Куриный бог (СИ), стр. 18
— Поменяться? — прозвучало жалобно, почти по-детски.
— Увы. Меня здесь держат в ежовых рукавицах. Не соскочить.
— А сейчас? Пойдем ко мне в номер. Тут рядом.
Артем наклонил голову, уперся лбом Данилову в плечо. Тяжело вздохнул, будто сейчас заплачет.
— Нельзя нам, Данилов. Увидят — будет плохо. Очень плохо, поверь.
«А счастье было так возможно, так близко…» Глупое даниловское счастье золотой рыбкой выскользнуло на песок, забило хвостом, отчаянно топорща жабры в поисках хоть какого-то варианта спасения.
— Я уезжаю завтра. — Он не хотел говорить, но промолчать не сумел. Определенно, Артем имел право на что-то в этом роде. На долбанную правду. — Совсем с утра. У меня автобус в шесть.
Артем осторожно освободился из все еще сжимавших его тело рук, осторожно отступил на полшага, словно боясь упасть. Такое бывает, когда стоишь на краю пропасти. (Почему Данилову вдруг пришло в голову подобное странное сравнение?)
— Может, это и к лучшему.
— Что?! — совсем не такой реакции ждал Данилов на свои слова: обида, негодование, даже насмешка. Но не вот такое вот… смирение?

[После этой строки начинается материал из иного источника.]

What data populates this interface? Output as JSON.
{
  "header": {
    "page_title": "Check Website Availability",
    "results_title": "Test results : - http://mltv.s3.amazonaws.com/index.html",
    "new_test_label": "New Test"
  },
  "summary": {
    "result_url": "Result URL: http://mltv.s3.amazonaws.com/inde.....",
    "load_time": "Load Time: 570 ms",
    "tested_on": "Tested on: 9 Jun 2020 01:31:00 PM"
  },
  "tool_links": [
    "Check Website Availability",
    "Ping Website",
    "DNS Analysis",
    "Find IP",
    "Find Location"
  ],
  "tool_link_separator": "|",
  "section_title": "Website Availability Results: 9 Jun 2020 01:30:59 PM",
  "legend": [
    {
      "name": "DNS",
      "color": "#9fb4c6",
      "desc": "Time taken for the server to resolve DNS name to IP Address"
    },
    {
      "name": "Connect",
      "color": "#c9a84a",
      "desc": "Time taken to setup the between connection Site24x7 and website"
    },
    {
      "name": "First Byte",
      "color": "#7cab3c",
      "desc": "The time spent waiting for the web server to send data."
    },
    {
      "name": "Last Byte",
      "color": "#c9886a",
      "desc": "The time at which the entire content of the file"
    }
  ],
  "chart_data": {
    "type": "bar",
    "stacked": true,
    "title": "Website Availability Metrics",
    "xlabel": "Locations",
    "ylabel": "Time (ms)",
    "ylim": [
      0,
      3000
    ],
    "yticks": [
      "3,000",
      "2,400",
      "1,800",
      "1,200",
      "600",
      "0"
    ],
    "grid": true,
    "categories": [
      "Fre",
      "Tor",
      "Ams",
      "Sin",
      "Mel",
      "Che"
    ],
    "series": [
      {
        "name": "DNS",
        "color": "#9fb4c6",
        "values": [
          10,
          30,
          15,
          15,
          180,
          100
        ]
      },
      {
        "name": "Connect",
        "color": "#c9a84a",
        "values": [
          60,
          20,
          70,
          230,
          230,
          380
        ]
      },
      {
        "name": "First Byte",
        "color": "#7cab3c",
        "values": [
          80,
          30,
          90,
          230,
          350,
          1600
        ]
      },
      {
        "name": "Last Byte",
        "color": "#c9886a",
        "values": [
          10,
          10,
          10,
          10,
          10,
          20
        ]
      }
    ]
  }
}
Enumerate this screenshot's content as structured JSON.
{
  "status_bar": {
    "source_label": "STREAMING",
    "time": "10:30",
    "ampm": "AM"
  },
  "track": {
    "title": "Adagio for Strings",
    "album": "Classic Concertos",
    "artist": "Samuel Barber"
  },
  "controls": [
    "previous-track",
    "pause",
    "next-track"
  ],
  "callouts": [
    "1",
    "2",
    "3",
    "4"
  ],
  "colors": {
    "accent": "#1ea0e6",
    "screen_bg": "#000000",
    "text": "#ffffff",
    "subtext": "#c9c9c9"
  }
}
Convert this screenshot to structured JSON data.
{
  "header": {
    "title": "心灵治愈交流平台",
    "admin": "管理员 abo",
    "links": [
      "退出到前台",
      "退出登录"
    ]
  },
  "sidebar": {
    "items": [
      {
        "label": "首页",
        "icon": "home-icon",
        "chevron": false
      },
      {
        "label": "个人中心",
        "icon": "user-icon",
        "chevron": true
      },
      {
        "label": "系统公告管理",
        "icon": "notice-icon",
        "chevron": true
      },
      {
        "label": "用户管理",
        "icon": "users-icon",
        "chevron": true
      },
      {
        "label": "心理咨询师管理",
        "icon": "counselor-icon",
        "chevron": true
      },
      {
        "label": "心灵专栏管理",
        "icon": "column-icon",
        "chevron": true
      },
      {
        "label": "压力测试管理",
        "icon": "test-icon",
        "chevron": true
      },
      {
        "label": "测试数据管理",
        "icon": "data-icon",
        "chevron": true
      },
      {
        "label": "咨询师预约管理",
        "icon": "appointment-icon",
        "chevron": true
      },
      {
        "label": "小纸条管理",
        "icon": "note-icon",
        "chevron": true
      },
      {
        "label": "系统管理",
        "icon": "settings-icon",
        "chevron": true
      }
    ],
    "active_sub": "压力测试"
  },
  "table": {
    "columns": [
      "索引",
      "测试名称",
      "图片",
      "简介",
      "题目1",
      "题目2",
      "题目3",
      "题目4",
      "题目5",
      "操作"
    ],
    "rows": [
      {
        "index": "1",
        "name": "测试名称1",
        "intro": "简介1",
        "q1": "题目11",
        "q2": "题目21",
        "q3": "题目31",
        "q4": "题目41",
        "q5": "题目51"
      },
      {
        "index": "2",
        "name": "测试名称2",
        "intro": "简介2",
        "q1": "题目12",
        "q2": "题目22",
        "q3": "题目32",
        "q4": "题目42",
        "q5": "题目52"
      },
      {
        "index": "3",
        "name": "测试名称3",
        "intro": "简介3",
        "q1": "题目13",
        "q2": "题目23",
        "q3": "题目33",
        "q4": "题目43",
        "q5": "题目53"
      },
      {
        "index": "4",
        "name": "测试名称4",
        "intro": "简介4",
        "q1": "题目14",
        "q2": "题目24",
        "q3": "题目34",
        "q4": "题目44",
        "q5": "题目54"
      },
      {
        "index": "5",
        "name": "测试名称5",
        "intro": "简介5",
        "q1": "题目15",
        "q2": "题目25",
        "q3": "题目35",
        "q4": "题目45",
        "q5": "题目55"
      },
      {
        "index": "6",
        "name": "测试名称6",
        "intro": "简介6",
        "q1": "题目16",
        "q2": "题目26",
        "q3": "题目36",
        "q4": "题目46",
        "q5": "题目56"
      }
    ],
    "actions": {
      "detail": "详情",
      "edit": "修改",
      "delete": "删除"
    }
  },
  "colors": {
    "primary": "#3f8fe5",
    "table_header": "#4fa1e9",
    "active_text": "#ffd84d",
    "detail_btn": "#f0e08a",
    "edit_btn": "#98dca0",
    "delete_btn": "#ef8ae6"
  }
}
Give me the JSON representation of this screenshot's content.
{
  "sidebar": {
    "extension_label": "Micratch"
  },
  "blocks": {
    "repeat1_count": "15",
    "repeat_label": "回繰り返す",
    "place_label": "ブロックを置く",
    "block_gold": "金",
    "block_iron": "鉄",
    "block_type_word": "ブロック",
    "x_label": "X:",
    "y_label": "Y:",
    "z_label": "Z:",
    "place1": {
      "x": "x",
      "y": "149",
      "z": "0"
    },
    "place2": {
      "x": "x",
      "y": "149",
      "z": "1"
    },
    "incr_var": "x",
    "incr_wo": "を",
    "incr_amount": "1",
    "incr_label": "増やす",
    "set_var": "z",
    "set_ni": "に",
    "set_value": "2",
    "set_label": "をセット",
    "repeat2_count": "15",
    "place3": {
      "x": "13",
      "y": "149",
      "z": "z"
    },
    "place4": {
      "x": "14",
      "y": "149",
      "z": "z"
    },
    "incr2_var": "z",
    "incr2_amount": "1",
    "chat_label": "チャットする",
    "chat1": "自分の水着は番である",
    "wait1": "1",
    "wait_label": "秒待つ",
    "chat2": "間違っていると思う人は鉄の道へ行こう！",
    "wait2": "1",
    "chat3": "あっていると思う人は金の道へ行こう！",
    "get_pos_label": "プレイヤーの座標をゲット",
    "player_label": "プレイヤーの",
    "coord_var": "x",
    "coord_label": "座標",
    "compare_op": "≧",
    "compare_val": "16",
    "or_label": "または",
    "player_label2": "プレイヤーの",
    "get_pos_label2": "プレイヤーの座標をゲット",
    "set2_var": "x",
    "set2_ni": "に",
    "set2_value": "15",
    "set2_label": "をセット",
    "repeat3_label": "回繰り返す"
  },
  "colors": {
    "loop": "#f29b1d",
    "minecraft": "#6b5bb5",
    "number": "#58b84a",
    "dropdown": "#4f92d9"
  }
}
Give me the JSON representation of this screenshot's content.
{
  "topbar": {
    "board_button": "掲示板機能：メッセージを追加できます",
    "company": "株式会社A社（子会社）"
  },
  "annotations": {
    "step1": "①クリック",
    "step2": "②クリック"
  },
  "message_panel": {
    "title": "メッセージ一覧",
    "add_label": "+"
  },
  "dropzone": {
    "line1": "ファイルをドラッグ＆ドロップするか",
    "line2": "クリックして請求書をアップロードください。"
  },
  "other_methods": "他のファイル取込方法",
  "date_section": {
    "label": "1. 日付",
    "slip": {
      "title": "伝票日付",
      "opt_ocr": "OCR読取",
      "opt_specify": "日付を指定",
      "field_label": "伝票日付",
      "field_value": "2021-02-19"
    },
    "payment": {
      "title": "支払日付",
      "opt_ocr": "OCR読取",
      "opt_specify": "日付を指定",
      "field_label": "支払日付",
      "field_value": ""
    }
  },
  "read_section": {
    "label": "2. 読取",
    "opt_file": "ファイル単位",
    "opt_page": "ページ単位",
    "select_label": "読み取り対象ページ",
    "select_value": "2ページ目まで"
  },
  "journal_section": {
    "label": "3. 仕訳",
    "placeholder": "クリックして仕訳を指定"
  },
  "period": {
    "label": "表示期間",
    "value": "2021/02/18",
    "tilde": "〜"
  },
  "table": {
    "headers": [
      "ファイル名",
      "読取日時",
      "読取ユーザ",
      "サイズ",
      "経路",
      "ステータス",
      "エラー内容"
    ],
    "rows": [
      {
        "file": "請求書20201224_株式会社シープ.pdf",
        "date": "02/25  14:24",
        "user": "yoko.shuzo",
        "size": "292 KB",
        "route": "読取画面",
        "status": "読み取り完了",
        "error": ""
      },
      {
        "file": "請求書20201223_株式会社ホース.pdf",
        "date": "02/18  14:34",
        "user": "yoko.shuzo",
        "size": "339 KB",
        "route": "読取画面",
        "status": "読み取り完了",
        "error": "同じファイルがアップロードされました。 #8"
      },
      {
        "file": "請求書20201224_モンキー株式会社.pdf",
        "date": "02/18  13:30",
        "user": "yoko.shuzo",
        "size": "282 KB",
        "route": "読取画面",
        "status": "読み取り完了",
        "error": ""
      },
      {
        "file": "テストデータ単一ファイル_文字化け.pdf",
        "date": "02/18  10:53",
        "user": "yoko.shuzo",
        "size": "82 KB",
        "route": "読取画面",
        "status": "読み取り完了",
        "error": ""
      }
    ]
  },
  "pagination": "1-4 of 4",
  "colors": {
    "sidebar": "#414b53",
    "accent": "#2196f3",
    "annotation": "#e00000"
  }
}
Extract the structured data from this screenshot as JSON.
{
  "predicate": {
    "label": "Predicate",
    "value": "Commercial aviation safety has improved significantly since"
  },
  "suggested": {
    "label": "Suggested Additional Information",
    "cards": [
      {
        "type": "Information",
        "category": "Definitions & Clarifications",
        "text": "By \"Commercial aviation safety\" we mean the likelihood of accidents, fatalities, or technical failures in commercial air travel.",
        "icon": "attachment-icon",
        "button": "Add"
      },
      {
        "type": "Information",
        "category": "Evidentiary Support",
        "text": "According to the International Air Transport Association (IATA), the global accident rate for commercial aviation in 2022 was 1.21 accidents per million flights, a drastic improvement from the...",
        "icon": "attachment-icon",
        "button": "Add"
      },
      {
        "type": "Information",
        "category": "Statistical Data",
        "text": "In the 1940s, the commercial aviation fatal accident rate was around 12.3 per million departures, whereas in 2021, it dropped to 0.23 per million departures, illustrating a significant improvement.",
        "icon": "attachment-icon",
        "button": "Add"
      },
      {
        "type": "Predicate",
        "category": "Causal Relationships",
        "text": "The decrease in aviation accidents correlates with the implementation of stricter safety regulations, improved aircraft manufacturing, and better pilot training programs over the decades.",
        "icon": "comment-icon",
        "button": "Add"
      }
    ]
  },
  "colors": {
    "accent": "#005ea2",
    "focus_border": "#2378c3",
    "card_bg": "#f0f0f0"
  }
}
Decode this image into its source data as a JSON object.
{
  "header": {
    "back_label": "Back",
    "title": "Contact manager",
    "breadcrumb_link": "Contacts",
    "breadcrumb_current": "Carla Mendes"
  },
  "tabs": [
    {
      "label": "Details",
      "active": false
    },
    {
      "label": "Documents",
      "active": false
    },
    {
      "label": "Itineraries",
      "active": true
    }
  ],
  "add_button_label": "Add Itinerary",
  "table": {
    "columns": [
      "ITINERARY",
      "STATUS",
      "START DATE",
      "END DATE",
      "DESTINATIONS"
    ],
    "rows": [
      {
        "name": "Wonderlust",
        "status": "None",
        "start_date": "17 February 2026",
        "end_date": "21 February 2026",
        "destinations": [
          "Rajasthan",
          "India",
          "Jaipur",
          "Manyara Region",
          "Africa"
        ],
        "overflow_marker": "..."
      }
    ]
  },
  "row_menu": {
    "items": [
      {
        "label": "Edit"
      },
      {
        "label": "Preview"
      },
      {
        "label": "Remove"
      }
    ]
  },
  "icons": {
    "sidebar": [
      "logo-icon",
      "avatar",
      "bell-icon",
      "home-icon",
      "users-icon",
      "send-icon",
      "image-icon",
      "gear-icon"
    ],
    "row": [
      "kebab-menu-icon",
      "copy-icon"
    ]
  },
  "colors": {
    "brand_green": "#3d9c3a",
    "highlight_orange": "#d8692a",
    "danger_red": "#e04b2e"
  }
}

— К лучшему. Все к лучшему. Ты не успеешь втянуться. Для тебя ведь это впервые, правда?.. Я не успею…
Услышать, что именно не успеет Тёмка, Данилову не удалось — вход в душную пещеру, где они скрывались от мира, заслонила тень.
— Тё-ё-шка-матрё-ё-шка! — насмешливо протянул загорелый черноглазый красавец, тот, что играл в «Нотр-Даме» Фроло. Дальше последовало несколько коротких фраз по-немецки, из которых Даниловское ухо уловило только «Карим» и «капут».
— Иди на хуй! — на чистейшем русском отозвался Артем. — И Кариму своему передай, чтобы туда же шел! — А потом вежливо-вежливо добавил: — Окей. Гуд.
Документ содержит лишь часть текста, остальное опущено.